The May 1 massacre claimed many of the ablest and most prominent crew members. The victims included Duarte Barbosa, who had served as co-commander for just three days; Serrano; Andrés de San Martín, the fleet’s cautious astrologer; Father Valderrama; Luis Alfonso de Gois, who had succeeded Barbosa as the captain of Victoria; two clerks named Sancho de Heredia and León Expeleta; a barrelmaker by the name of Francisco Martín; Simón de la Rochela, a provisioner; Francisco de Madrid, a man-at-arms; Hernando de Aguilar, who had been the servant of the mutineer Luis de Mendoza, whom Espinosa had executed; Guillermo Feneso, who operated the lombardas; four sailors; two cabin boys; three ordinary seamen; a servant attached to Serrano; and four men described in the roster as “servants of Magellan.”
According to some accounts, eight of these crew members survived, but were imprisoned and sold off as slaves to the Chinese merchants who regularly visited Cebu, but the rumors were impossible to confirm. Enrique, whose treachery had set the stage for the ambush, disappears from history at this point, as does the wily Humabon. Such was the tragic conclusion of what had begun as a highly promising experiment in the Philippines.

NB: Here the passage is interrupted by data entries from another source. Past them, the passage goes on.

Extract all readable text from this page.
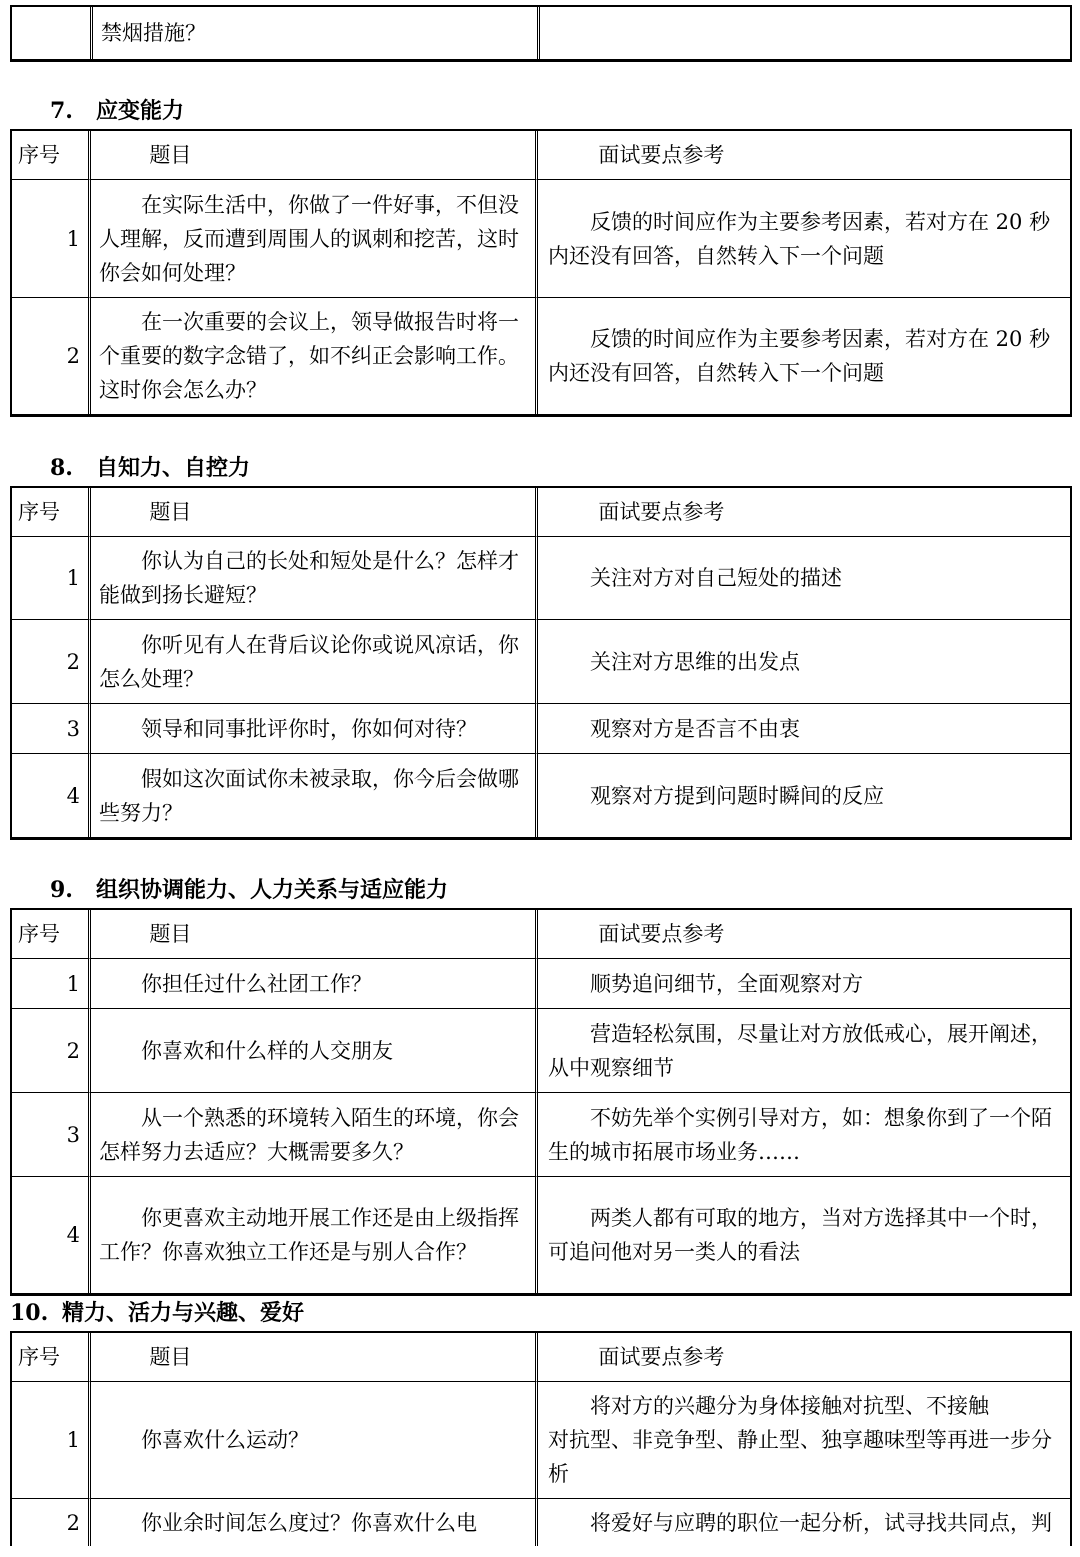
	禁烟措施？	
7. 应变能力
序号	题目	面试要点参考
1	在实际生活中，你做了一件好事，不但没人理解，反而遭到周围人的讽刺和挖苦，这时你会如何处理？	反馈的时间应作为主要参考因素，若对方在 20 秒内还没有回答，自然转入下一个问题

2	在一次重要的会议上，领导做报告时将一个重要的数字念错了，如不纠正会影响工作。这时你会怎么办？	反馈的时间应作为主要参考因素，若对方在 20 秒内还没有回答，自然转入下一个问题
8. 自知力、自控力
序号	题目	面试要点参考
1	你认为自己的长处和短处是什么？怎样才能做到扬长避短？	关注对方对自己短处的描述

2	你听见有人在背后议论你或说风凉话，你怎么处理？	关注对方思维的出发点

3	领导和同事批评你时，你如何对待？	观察对方是否言不由衷

4	假如这次面试你未被录取，你今后会做哪些努力？	观察对方提到问题时瞬间的反应
9. 组织协调能力、人力关系与适应能力
序号	题目	面试要点参考
1	你担任过什么社团工作？	顺势追问细节，全面观察对方

2	你喜欢和什么样的人交朋友	营造轻松氛围，尽量让对方放低戒心，展开阐述，从中观察细节

3	从一个熟悉的环境转入陌生的环境，你会怎样努力去适应？大概需要多久？	不妨先举个实例引导对方，如：想象你到了一个陌生的城市拓展市场业务……

4	你更喜欢主动地开展工作还是由上级指挥工作？你喜欢独立工作还是与别人合作？	两类人都有可取的地方，当对方选择其中一个时，可追问他对另一类人的看法
10. 精力、活力与兴趣、爱好
序号	题目	面试要点参考
1	你喜欢什么运动？	将对方的兴趣分为身体接触对抗型、不接触
对抗型、非竞争型、静止型、独享趣味型等再进一步分析

2	你业余时间怎么度过？你喜欢什么电	将爱好与应聘的职位一起分析，试寻找共同点，判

Five days later, and half a world away, a weatherbeaten vessel tied up at the harbor in Seville.
The arrival of a ship from distant lands was hardly an unusual event in Seville, but she was not just any vessel, this was San Antonio, part of the Armada de Molucca. It was May 6, 1521, and the event marked the first news of the fleet since it left Sanlúcar de Barrameda on September 20, 1519.
No one ashore knew what to make of her arrival, for the fleet had not been expected to return for months. They would soon learn that Magellan had found the fabled strait, after all, but before he could traverse it, San Antonio had been commandeered by mutineers fleeing Magellan’s cruelty and excessive daring. She carried her captain, Estêvão Gomes; his chief co-conspirator, Gerónimo Guerra; and fifty-five men, including Magellan’s cousin, Álvaro de Mesquita, whom the mutineers had stabbed and kept in irons throughout the return journey.